Eye For Film >> Movies >> Nobody Knows (2004) Film Review
Nobody Knows
Reviewed by: Emma Slawinski
Hirokazu Kore-eda’s delicate and heart-wrenching drama about four children abandoned by their mother is a masterpiece of subtlety and naturalism. Inspired by true events in the 1980s, scripted 15 years before the film was finally made, and shot chronologically over a year, it is a labour of love that invites you into a disturbing world on the margins of society, invisible to most.
On a sunny day in Tokyo, a woman (You) and her eldest son, Akira (Yuya Yagira), are moving home. Once inside the new flat they begin to unpack and two small children are unzipped from the suitcases where they have been hiding. Akira goes out to collect another sister, Kyoko (too big for a suitcase), from town later that evening, and quietly smuggles her into the new home.
The mother goes over the ground-rules – no noise, no going out onto the balcony - necessary to avoid being kicked out by the landlord. School is out of the question, even for Akira. The mother’s squeaky, bubble-gum voice prefigures her infantile and breezily irresponsible nature well before her actions confirm it. One day the children wake up to find her gone, with just a note to say she will be away, and a bundle of cash to cover the rent and bills.
Yuya Yagira is astonishingly confident in the role of Akira, and has strong support from Ayu Kitaura, who plays the next-oldest, Kyoko. Akira tries his utmost to be an adult and to fill the gap that his mother has left in their life, but fails necessarily.

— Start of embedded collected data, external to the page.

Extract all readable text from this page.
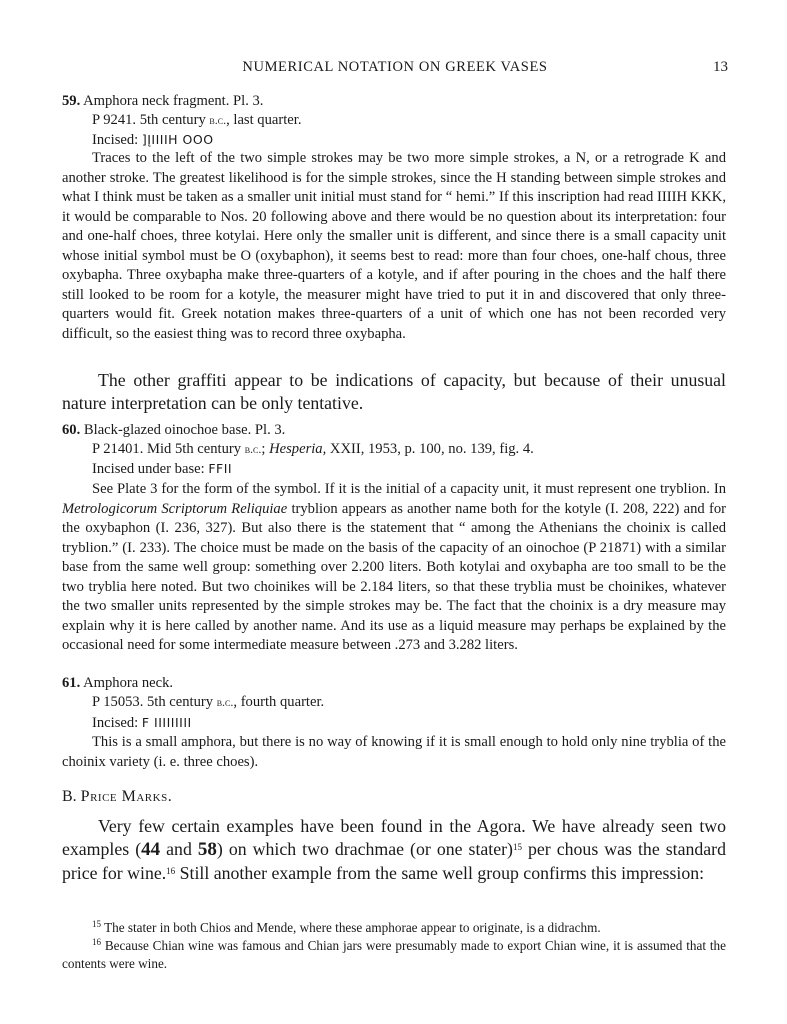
NUMERICAL NOTATION ON GREEK VASES	13
59. Amphora neck fragment. Pl. 3.
P 9241. 5th century b.c., last quarter.
Incised: ]ĮIIIIH OOO

Traces to the left of the two simple strokes may be two more simple strokes, a N, or a retrograde K and another stroke. The greatest likelihood is for the simple strokes, since the H standing between simple strokes and what I think must be taken as a smaller unit initial must stand for “ hemi.” If this inscription had read IIIIH KKK, it would be comparable to Nos. 20 following above and there would be no question about its interpretation: four and one-half choes, three kotylai. Here only the smaller unit is different, and since there is a small capacity unit whose initial symbol must be O (oxybaphon), it seems best to read: more than four choes, one-half chous, three oxybapha. Three oxybapha make three-quarters of a kotyle, and if after pouring in the choes and the half there still looked to be room for a kotyle, the measurer might have tried to put it in and discovered that only three-quarters would fit. Greek notation makes three-quarters of a unit of which one has not been recorded very difficult, so the easiest thing was to record three oxybapha.

The other graffiti appear to be indications of capacity, but because of their unusual nature interpretation can be only tentative.

60. Black-glazed oinochoe base. Pl. 3.
P 21401. Mid 5th century b.c.; Hesperia, XXII, 1953, p. 100, no. 139, fig. 4.
Incised under base: ϜϜII

See Plate 3 for the form of the symbol. If it is the initial of a capacity unit, it must represent one tryblion. In Metrologicorum Scriptorum Reliquiae tryblion appears as another name both for the kotyle (I. 208, 222) and for the oxybaphon (I. 236, 327). But also there is the statement that “ among the Athenians the choinix is called tryblion.” (I. 233). The choice must be made on the basis of the capacity of an oinochoe (P 21871) with a similar base from the same well group: something over 2.200 liters. Both kotylai and oxybapha are too small to be the two tryblia here noted. But two choinikes will be 2.184 liters, so that these tryblia must be choinikes, whatever the two smaller units represented by the simple strokes may be. The fact that the choinix is a dry measure may explain why it is here called by another name. And its use as a liquid measure may perhaps be explained by the occasional need for some intermediate measure between .273 and 3.282 liters.

61. Amphora neck.
P 15053. 5th century b.c., fourth quarter.
Incised: Ϝ IIIIIIIII

This is a small amphora, but there is no way of knowing if it is small enough to hold only nine tryblia of the choinix variety (i. e. three choes).

B. Price Marks.

Very few certain examples have been found in the Agora. We have already seen two examples (44 and 58) on which two drachmae (or one stater)$^{15}$ per chous was the standard price for wine.$^{16}$ Still another example from the same well group confirms this impression:

$^{15}$ The stater in both Chios and Mende, where these amphorae appear to originate, is a didrachm.

$^{16}$ Because Chian wine was famous and Chian jars were presumably made to export Chian wine, it is assumed that the contents were wine.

He budgets painstakingly for bills and grocery spends, but later blows their money on video games and snacks when he has some new friends to impress.
The children’s resilience and optimism is in stark contrast to the adults around them, who are limited as human beings and woefully inadequate role models. When, in desperation, Akira calls on the father of one of his siblings to ask for money, he’s greeted by a crass, immature man on a par with the kids’ mother. A shy clerk at the local convenience store gets to know the children’s predicament, but beyond suggesting Akira go to social services she is unwilling or unable to get involved.
After the mother first leaves, the children manage to maintain a semblance of routine and tidiness in the home, but this gradually disintegrates. Watching the degradation of the children’s living conditions is painful, but Kore-eda is careful to alternate this with glimpses of the childish happiness the four share in between the periods of loneliness, hunger and hardship. Yutaka Yamasaki’s cinematography captures perfectly their hazily-lit existence, rich in the details of their home’s everyday squalor, the reassuring order of the town outside, the comfort and wonder of the siblings’ relationships, and their stolen time outside.
Nobody Knows is a magical picture, at times unbearably sad but with strikingly uplifting moments, which persist until the hopeful ending. Without being mawkish or melodramatic, it tackles its heavy subject matter fearlessly, and assures us that friendship and love can endure even through unspeakable pain and grief.